Creating an installation bundle consists of running the following steps. These steps will pre-cache all of the necessary components for working offline. One could follow these steps e.g. to create an installation bundle for the master branch.

  1. OPTIONAL: Set and export the PUB_CACHE environment variable to point to the location where you would like your pub cache to be stored. If you don't set this, it will be stored in pub's default location in your home directory (varies based on your OS). Alternatively, if you create the flutter/.pub-cache directory before any commands that invoke pub (e.g. the flutter packages command), then the flutter tool will automatically use it, and you won't have to set PUB_CACHE in your environment.
  2. WINDOWS ONLY: Download and install a command line version of Git. Windows doesn't come with git pre-installed, so you'll have to download it from one of the many sources on the Internet.
  3. git clone -b master https://github.com/flutter/flutter.git to clone the Flutter Git repo into the directory "flutter" in the current directory.
  4. Change directories into the newly created "flutter" directory.
  5. Add the Flutter bin directory to your path:
    • Windows: set PATH="%PATH%;%CD%\bin\flutter"
    • Other platforms: export PATH="$PATH:$PWD/flutter"
  6. flutter doctor to check your installation and build the initial snapshot of the flutter tool.
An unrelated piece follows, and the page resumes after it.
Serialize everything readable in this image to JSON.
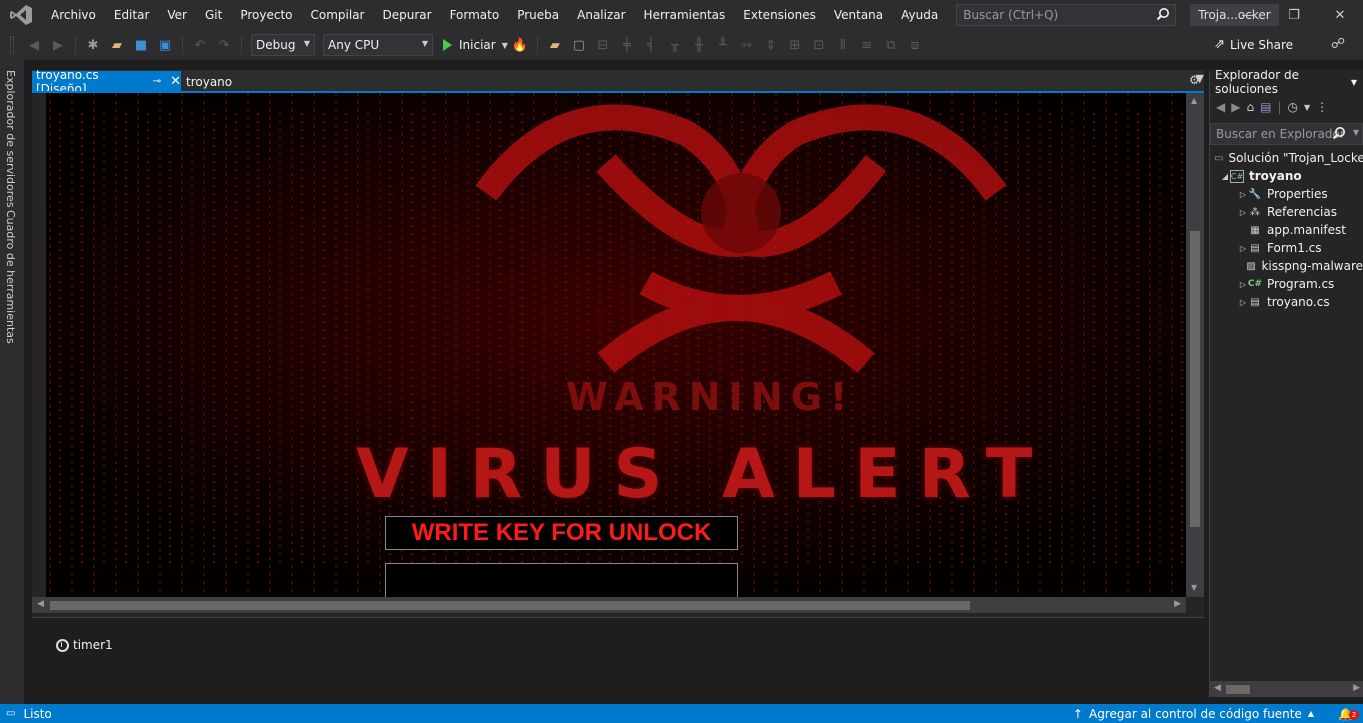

Install any missing software it tells you about, such as the Android SDK, or XCode tools.
  7. flutter update-packages will download all of the pub package dependencies needed to build any of the packages in the Flutter main distribution.
  8. flutter precache will make sure that the flutter tool's cache of binary artifacts is up-to-date.
  9. OPTIONAL: flutter ide-config --overwrite will generate and update IDE configuration files for the Flutter repo. You only need to do this if you are using an IDE like IntelliJ or VS Code.
  10. In a temporary directory, run flutter create --template=app app_sample, flutter create --template=package package_sample, and flutter create --template=plugin plugin_sample. You may then remove the app_sample, package_sample, and plugin_sample directories. This will populate the pub cache with any additional packages needed for creating new flutter projects using each of those templates.

Another alternative to the above steps is to run the prepare_package.dart script directly (which is what we use to create the installation bundles in the first place). You would invoke that script like this:

  1. Go as far as the flutter doctor step in the above steps (or if you have a working flutter repo already, you can skip that: it can be from another channel, but use a fairly current one for best results).
  2. Invoke ./bin/cache/dart-sdk/bin/dart ./dev/bots/prepare_package.dart --temp_dir $TMPDIR --revision $REVISION --branch master --output $PWD, from the flutter root, where TMPDIR is set to a directory where there are several gigabytes of free space, and REVISION is set to the 40-character git hash of the revision you wish to be working on.

This will build an archive bundle in the current directory that has done all of the above steps, and contains the master branch.